Debemos estar dispuestos a mejorar nuestros conocimientos sobre las mismas, así como también sobre la manera de educar a los más pequeños en relación a su correcto control y gestión personal. En juego está la cimentación de sus futuras personalidades.

Aunque pueda provocarnos cierto temor el enfrentarnos a una esponsabilidad tan grande, lo cierto es que nos encontramos ante una extraordinaria oportunidad de convertir a estos niños, a través del deporte, en gente capacitada, autosuficiente, objetiva y con un gran control mental sobre todas las áreas de su vida y su fisiología… merece la pena esforzarse por conseguirlo.
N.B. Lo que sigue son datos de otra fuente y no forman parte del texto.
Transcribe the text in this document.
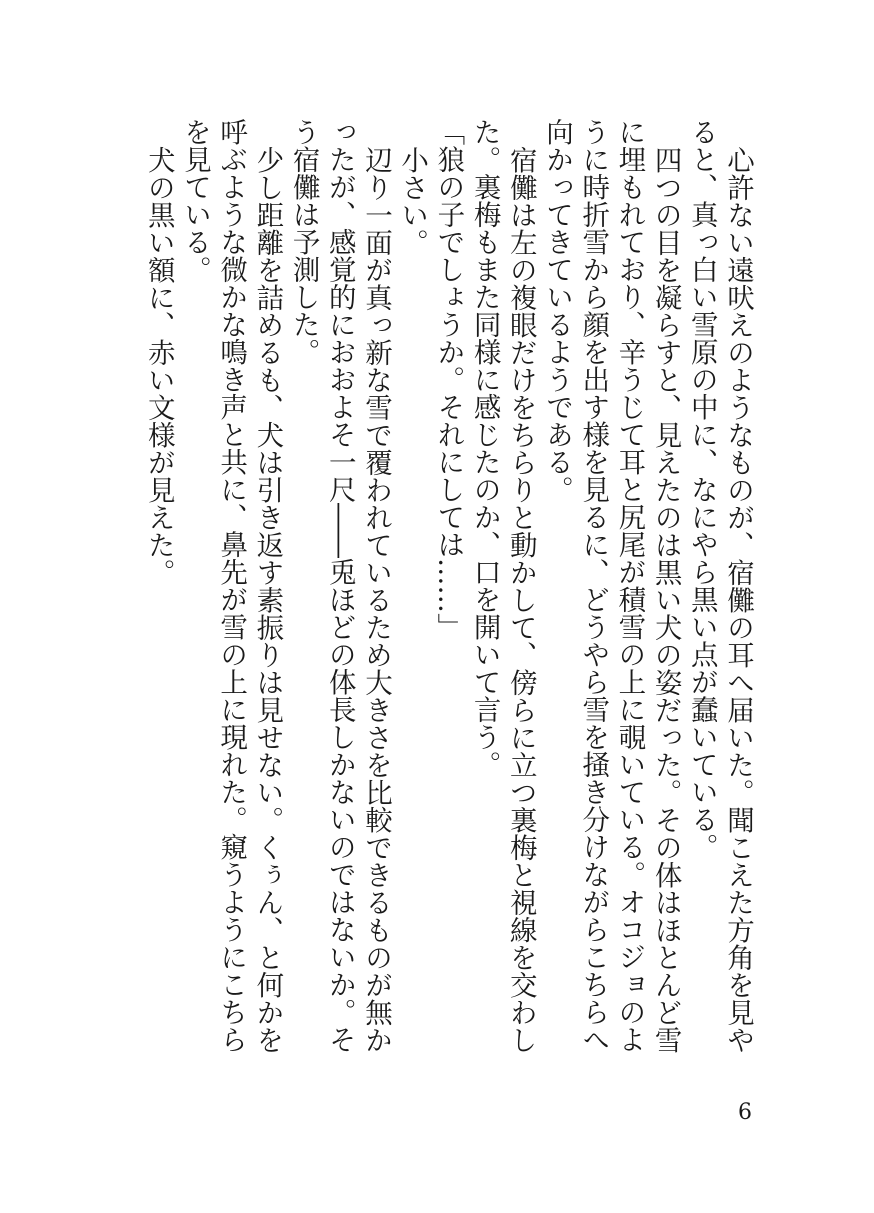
心許ない遠吠えのようなものが、宿儺の耳へ届いた。聞こえた方角を見やると、真っ白い雪原の中に、なにやら黒い点が蠢いている。

四つの目を凝らすと、見えたのは黒い犬の姿だった。その体はほとんど雪に埋もれており、辛うじて耳と尻尾が積雪の上に覗いている。オコジョのように時折雪から顔を出す様を見るに、どうやら雪を掻き分けながらこちらへ向かってきているようである。

宿儺は左の複眼だけをちらりと動かして、傍らに立つ裏梅と視線を交わした。裏梅もまた同様に感じたのか、口を開いて言う。

「狼の子でしょうか。それにしては……」

小さい。

辺り一面が真っ新な雪で覆われているため大きさを比較できるものが無かったが、感覚的におおよそ一尺――兎ほどの体長しかないのではないか。そう宿儺は予測した。

少し距離を詰めるも、犬は引き返す素振りは見せない。くぅん、と何かを呼ぶような微かな鳴き声と共に、鼻先が雪の上に現れた。窺うようにこちらを見ている。

犬の黒い額に、赤い文様が見えた。

6
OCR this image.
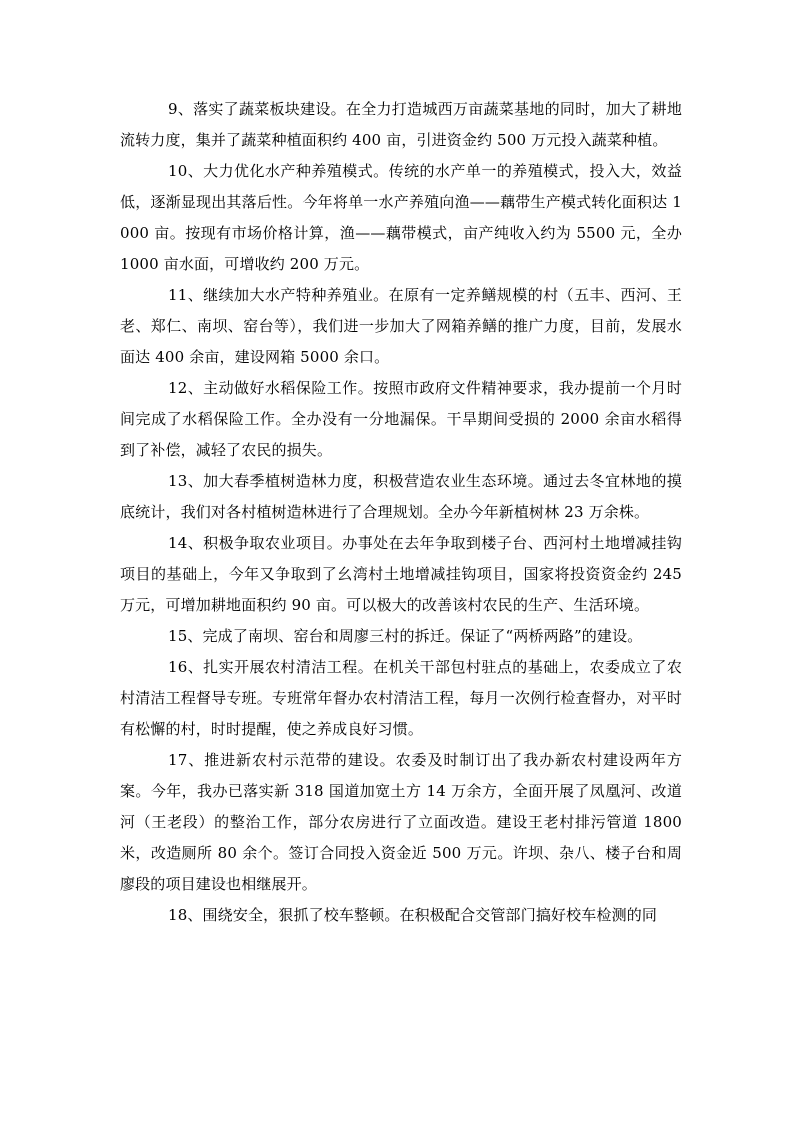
9、落实了蔬菜板块建设。在全力打造城西万亩蔬菜基地的同时，加大了耕地流转力度，集并了蔬菜种植面积约 400 亩，引进资金约 500 万元投入蔬菜种植。

10、大力优化水产种养殖模式。传统的水产单一的养殖模式，投入大，效益低，逐渐显现出其落后性。今年将单一水产养殖向渔——藕带生产模式转化面积达 1000 亩。按现有市场价格计算，渔——藕带模式，亩产纯收入约为 5500 元，全办 1000 亩水面，可增收约 200 万元。

11、继续加大水产特种养殖业。在原有一定养鳝规模的村（五丰、西河、王老、郑仁、南坝、窑台等），我们进一步加大了网箱养鳝的推广力度，目前，发展水面达 400 余亩，建设网箱 5000 余口。

12、主动做好水稻保险工作。按照市政府文件精神要求，我办提前一个月时间完成了水稻保险工作。全办没有一分地漏保。干旱期间受损的 2000 余亩水稻得到了补偿，减轻了农民的损失。

13、加大春季植树造林力度，积极营造农业生态环境。通过去冬宜林地的摸底统计，我们对各村植树造林进行了合理规划。全办今年新植树林 23 万余株。

14、积极争取农业项目。办事处在去年争取到楼子台、西河村土地增减挂钩项目的基础上，今年又争取到了幺湾村土地增减挂钩项目，国家将投资资金约 245 万元，可增加耕地面积约 90 亩。可以极大的改善该村农民的生产、生活环境。

15、完成了南坝、窑台和周廖三村的拆迁。保证了“两桥两路”的建设。

16、扎实开展农村清洁工程。在机关干部包村驻点的基础上，农委成立了农村清洁工程督导专班。专班常年督办农村清洁工程，每月一次例行检查督办，对平时有松懈的村，时时提醒，使之养成良好习惯。

17、推进新农村示范带的建设。农委及时制订出了我办新农村建设两年方案。今年，我办已落实新 318 国道加宽土方 14 万余方，全面开展了凤凰河、改道河（王老段）的整治工作，部分农房进行了立面改造。建设王老村排污管道 1800 米，改造厕所 80 余个。签订合同投入资金近 500 万元。许坝、杂八、楼子台和周廖段的项目建设也相继展开。

18、围绕安全，狠抓了校车整顿。在积极配合交管部门搞好校车检测的同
● La voluntariedad y el entrenamiento integral como aliados de la mejora psicológica de los niños.

Quienes son padres lo saben mejor que nadie: no hay mejor manera de educar a los hijos que logrando que participen por propia iniciativa, incluso sin darse cuenta, en aquellas actividades que les proponemos, para ayudarles a adaptarse y comprender el mundo que les rodea.

En el deporte sucede exactamente lo mismo. Si conseguimos plantear tareas psicológicas que les hagan disfrutar, que les supongan un reto equilibrado entre la dificultad que presentan y sus habilidades personales y, por encima de todo, que se encuentren totalmente integradas en la actividad deportiva que tan felices les hace, podemos estar seguros de la obtención de unos resultados satisfactorios, respecto a los objetivos que nos hayamos marcado.

Evidentemente, no siempre podremos trabajar cada variable psicológica por medio del refuerzo positivo o del incentivo negativo, (por poner algunos ejemplos), que tan fácilmente se pueden incorporar a los entrenamientos físico-técnicos. Habrá situaciones en las que debamos habilitar sesiones psicológicas específicas. Cuando esto ocurra, jamás debemos obligar a participar en ellas a los niños que no quieran hacerlos. ¿Por qué razón? Porque una mente reacia a una tarea, jamás nos aportará los datos relevantes que necesitamos, para abordar la mejoría psicológica que tratamos de alcanzar. Será el momento de buscar un camino alternativo para lograr ganarnos la confianza de los pequeños más esquivos y que, a medio plazo, accedan con gusto a formar parte de este tipo de sesiones.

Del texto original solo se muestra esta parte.